Parallelization
Maximilian H.K. Hesselbarth
2024-12-17
Source:vignettes/articles/parallelization.Rmd
parallelization.Rmd
The shar
packages has no build-in parallelization,
however, there are many R
frameworks that allow to run code
in parallel or on high-performance clusters (see e.g., future
,
clustermq
or rslurm
).
Thus, shar
provides utility functions that facilitate its
usage together with any parallelization framework.
The following examples illustrates how to use future
package to randomize patterns using fit_point_process
in
parallel using all available cores on a local machine. Similarly, the
core idea of the following code could be used to run shar
on a high performance cluster.
First, we need to load all required packages. This includes
future
and future.apply
.
The future
packages allows to run code in parallel using
only a few lines of code. By setting the future
plan to
multisession
, the package automatically resolves all
following futures
in parallel.
Importantly with this approach, you need one randomization per core
(n_random = 1
) and set simplify = TRUE
to
return the point pattern only. This results in a list of randomized
point patterns.
future::plan(multisession)
fitted_list <- future.apply::future_lapply(X = 1:39, FUN = function(i) {
shar::fit_point_process(pattern = species_b, n_random = 1,
return_input = FALSE, simplify = TRUE, verbose = FALSE)
}, future.seed = 42)
Next, you can use the list_to_randomized()
function to
convert this list of randomized pattern to a rd_pat
object
that will work will all other functions of the shar
package.
fitted_rd <- list_to_randomized(list = fitted_list, observed = shar::species_b)

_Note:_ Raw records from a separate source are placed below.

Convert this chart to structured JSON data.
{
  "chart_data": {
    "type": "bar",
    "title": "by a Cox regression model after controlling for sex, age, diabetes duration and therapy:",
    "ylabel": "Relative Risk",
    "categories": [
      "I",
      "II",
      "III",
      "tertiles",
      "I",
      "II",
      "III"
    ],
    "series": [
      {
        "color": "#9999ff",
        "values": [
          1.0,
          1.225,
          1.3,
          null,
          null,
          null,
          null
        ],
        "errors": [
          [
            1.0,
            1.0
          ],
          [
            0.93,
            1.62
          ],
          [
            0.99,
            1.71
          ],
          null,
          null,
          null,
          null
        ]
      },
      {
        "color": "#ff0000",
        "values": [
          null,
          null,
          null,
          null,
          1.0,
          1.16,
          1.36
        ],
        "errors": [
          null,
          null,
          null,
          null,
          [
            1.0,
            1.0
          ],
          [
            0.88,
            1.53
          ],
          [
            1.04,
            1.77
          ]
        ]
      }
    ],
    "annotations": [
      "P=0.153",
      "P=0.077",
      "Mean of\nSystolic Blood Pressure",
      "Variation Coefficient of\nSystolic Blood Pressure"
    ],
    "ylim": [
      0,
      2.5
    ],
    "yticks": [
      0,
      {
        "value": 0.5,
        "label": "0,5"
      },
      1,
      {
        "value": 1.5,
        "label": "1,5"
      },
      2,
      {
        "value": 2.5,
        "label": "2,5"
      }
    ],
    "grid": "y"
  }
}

Lastly, the created objects can be used to analyse if species-habitat associations are present as usual.
landscape_classified <- classify_habitats(raster = terra::rast(landscape), n = 5, style = "fisher")
results_habitat_association(pattern = fitted_rd, raster = landscape_classified)
#> > Input: randomized pattern
#> > Quantile thresholds: negative < 0.025 || positive > 0.975
#> habitat breaks count lo hi significance
#> 1 1 NA 6 14.90 29.15 negative
#> 2 2 NA 18 26.95 49.05 negative
#> 3 3 NA 18 21.65 43.15 negative
#> 4 4 NA 21 27.00 52.15 negative
#> 5 5 NA 129 54.95 74.10 positive
Of course, this idea can be used to randomize the raster data as well. Furthermore, any other parallelization framework could be used.